The Luxeon Flash LXCL-PWF1 (see figure 4) provides an output of 40 lm at 1 A, and an LXCL-PWF2 LED delivers 80 lm at 1 A. By contrast, conventional LEDs produce just 6 to 7 lm. The Luxeon Flash products are also rated for 100,000 flashes at 1 A and 168 hours of DC (flashlight/torch mode) at 350 mA. (see White LEDs from Lumileds improve functionality of phone flashes).

Figure 5 These surface-mount products are only 1.0 mm in height, and their footprints (2.0 x 1.6 mm or 3.2 x 1.6 mm) are said by Lumileds to make them the smallest functional camera flash sources on the market. Camera phones equipped with Luxeon Flash LEDs are capable of illuminating subjects at distances of 1 to 2 m and provide excellent colour illumination resulting in consistently higher quality images (see figure 5).

High-power LEDs are the future

It is not an exaggeration to say that power LEDs are set to revolutionise an entire new generation of automotive, industrial, medical, domestic and leisure lighting applications.
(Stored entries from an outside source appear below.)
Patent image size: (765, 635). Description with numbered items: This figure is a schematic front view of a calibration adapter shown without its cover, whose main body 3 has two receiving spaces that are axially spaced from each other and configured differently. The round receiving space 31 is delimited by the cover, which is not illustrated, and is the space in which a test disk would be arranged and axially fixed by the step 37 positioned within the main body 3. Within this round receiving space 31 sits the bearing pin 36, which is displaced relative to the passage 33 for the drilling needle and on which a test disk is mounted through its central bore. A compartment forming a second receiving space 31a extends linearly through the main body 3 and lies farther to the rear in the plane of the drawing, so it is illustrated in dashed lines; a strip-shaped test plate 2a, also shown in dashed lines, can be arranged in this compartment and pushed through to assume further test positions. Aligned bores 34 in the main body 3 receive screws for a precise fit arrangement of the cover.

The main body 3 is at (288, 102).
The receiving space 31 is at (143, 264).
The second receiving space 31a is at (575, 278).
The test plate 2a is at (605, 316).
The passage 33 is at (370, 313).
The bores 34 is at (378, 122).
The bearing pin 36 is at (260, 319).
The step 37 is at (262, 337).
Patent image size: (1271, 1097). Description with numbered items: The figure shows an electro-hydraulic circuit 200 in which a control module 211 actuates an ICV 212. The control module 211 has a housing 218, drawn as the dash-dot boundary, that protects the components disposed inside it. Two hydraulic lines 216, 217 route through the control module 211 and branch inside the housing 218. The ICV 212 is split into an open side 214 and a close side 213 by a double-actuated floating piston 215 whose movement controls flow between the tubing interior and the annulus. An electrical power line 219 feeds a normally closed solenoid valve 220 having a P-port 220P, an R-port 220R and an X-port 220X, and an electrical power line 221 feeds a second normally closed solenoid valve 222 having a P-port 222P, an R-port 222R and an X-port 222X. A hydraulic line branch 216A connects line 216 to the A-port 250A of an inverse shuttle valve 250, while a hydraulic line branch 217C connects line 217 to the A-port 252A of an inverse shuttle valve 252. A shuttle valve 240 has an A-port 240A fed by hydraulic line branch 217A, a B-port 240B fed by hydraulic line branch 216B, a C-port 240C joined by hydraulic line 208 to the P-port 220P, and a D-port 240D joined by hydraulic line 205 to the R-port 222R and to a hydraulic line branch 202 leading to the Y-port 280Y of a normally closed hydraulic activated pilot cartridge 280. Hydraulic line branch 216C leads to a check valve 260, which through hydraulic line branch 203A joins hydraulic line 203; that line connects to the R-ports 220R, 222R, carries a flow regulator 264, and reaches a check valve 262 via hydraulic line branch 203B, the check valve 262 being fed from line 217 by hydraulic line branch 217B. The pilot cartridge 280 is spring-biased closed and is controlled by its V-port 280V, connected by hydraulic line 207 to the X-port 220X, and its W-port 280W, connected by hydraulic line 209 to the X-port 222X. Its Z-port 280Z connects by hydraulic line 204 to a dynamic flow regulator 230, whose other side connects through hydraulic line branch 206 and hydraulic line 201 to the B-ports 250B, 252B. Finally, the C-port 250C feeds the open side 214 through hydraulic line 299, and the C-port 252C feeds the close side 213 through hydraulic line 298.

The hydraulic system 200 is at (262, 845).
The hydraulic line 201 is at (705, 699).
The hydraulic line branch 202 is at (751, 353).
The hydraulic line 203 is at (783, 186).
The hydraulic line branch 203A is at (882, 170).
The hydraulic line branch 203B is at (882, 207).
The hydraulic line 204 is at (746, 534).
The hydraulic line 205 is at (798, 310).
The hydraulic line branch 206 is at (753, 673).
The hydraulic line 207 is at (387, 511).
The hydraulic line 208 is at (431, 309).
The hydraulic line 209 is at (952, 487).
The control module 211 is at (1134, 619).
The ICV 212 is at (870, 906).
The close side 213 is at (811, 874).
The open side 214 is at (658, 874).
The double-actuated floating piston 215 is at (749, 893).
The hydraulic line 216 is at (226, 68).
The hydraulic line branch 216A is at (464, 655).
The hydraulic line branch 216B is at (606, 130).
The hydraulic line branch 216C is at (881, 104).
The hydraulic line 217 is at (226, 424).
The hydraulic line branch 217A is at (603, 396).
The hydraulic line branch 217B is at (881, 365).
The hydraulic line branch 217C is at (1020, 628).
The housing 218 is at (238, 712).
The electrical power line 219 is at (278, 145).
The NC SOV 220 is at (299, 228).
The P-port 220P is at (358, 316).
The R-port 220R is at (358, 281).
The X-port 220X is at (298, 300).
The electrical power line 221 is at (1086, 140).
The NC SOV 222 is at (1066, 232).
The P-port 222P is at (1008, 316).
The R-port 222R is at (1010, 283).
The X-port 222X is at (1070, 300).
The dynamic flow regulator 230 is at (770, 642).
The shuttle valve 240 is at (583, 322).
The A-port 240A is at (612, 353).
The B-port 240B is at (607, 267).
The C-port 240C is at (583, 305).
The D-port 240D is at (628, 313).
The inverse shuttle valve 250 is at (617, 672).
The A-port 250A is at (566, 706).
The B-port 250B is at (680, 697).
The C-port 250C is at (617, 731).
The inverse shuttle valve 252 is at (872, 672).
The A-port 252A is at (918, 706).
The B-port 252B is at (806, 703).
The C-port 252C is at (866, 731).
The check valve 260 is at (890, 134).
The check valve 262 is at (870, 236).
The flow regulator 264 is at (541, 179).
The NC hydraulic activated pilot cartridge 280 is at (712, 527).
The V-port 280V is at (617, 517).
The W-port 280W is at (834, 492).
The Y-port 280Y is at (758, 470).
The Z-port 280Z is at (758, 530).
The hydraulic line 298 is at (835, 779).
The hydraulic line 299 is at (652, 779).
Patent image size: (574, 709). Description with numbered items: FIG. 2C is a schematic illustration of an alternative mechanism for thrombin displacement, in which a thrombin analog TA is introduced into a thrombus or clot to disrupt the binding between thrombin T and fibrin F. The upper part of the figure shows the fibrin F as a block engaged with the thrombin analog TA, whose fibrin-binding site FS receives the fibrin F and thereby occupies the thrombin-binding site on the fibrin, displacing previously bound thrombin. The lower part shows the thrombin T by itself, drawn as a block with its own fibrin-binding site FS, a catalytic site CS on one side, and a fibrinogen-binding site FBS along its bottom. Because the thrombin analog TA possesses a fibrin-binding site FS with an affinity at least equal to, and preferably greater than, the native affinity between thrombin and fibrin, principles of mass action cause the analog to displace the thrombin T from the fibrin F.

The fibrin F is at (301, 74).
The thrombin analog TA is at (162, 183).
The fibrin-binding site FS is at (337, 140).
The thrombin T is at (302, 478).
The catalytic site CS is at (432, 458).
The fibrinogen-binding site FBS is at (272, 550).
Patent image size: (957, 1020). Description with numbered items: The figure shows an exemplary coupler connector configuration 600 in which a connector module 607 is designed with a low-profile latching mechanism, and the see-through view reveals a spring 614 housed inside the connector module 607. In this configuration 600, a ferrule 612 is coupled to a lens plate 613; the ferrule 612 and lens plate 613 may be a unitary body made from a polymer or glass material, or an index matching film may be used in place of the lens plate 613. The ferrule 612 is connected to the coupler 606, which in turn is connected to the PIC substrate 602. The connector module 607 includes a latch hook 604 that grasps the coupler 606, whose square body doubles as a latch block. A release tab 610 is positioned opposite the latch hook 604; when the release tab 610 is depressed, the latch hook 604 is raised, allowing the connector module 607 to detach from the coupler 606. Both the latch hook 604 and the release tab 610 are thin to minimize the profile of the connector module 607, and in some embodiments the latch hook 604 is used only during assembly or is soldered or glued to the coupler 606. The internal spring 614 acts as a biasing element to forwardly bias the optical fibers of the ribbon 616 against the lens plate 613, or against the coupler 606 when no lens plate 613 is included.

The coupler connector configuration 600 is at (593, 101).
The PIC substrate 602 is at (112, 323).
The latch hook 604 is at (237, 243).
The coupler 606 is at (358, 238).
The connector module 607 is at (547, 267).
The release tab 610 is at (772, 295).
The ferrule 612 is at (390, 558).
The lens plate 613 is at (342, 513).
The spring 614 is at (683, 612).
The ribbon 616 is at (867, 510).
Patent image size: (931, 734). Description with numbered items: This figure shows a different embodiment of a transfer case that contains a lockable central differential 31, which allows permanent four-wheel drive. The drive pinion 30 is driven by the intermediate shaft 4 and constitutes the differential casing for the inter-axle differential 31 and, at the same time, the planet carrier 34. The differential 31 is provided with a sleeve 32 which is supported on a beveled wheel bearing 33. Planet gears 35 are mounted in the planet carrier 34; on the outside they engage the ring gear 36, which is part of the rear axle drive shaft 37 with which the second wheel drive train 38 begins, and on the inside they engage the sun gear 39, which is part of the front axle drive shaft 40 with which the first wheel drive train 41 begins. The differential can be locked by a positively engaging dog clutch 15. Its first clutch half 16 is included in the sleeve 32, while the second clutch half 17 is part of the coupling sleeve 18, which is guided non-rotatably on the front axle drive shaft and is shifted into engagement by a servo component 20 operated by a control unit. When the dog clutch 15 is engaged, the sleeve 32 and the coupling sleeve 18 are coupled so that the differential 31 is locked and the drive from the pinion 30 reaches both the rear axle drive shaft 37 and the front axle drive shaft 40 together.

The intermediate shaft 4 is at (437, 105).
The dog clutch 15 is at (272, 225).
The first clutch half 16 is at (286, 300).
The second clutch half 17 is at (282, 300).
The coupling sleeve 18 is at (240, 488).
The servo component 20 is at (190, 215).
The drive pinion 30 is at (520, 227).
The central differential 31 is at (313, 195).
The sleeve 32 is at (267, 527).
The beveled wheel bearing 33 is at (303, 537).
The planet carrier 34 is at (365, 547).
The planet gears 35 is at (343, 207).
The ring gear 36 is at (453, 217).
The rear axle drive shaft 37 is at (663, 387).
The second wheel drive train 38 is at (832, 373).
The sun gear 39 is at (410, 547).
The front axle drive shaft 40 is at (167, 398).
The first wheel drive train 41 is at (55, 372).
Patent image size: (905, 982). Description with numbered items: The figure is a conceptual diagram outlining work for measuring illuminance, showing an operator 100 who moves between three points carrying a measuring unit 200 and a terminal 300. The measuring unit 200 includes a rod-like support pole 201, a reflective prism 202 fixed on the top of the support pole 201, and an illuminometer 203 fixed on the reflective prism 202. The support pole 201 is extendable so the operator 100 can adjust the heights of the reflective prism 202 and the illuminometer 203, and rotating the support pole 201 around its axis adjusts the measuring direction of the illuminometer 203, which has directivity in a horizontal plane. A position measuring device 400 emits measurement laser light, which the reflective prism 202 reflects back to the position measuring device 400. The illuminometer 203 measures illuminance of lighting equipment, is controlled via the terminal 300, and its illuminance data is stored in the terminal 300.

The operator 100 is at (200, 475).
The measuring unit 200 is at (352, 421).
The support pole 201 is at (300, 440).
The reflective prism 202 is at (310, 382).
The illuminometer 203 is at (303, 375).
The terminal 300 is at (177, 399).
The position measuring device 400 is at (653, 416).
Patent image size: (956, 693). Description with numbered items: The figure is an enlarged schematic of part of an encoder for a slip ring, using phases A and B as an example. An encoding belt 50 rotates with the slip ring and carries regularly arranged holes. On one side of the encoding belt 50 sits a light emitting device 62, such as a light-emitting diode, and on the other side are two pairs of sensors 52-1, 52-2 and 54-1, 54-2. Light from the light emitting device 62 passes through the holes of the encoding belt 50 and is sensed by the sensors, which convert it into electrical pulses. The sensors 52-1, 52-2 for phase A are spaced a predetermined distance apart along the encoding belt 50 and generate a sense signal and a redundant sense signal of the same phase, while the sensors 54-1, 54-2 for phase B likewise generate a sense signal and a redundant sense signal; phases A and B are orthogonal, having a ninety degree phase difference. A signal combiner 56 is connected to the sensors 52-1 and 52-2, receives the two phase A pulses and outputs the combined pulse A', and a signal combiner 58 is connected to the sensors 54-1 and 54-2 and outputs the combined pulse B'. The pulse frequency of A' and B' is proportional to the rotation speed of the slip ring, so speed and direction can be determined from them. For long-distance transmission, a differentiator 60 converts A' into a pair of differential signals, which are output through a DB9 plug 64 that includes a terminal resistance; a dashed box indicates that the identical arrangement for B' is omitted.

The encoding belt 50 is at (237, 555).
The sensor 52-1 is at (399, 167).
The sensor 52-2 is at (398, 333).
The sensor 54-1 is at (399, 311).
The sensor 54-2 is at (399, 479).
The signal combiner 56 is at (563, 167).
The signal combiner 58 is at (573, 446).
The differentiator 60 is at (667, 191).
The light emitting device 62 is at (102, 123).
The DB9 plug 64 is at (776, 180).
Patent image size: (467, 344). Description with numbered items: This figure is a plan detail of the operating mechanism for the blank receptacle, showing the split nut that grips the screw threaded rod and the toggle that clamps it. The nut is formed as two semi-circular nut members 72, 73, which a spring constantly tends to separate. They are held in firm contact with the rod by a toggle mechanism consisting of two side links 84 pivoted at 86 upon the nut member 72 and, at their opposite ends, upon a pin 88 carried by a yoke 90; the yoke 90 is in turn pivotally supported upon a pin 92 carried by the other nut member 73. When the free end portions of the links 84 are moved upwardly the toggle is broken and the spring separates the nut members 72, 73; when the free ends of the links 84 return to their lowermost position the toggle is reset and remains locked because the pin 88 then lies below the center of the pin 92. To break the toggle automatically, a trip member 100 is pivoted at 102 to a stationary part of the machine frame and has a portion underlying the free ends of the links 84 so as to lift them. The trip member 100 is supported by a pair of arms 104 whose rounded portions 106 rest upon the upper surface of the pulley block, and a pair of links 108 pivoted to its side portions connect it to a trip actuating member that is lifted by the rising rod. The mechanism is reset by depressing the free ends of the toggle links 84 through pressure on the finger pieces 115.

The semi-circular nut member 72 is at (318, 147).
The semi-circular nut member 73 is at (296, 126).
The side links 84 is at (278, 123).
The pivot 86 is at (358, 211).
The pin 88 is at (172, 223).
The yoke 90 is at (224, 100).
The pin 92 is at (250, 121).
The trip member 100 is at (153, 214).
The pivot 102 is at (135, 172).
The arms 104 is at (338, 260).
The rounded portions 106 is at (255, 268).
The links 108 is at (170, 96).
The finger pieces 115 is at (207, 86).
Indeed the list seems to grow daily. In medical, for example, high-power LED technology is already being used in hand-held dental curing devices, as well as state-of-the-art skin cancer therapy systems, due to the highly controllable LED emissions wavelengths.

Although high-power LED technology works and is here today, its biggest challenge is that it is still regarded as "next generation" in many quarters. Many applications that would benefit massively - if only in the product differentiation stakes alone - have yet to recognise the underlying potential of power LEDs.

This, however, is nothing new for transformational technologies such as power LEDs. Whether they become an overnight success or not in certain applications, one thing is absolutely certain: power LEDs are here to stay.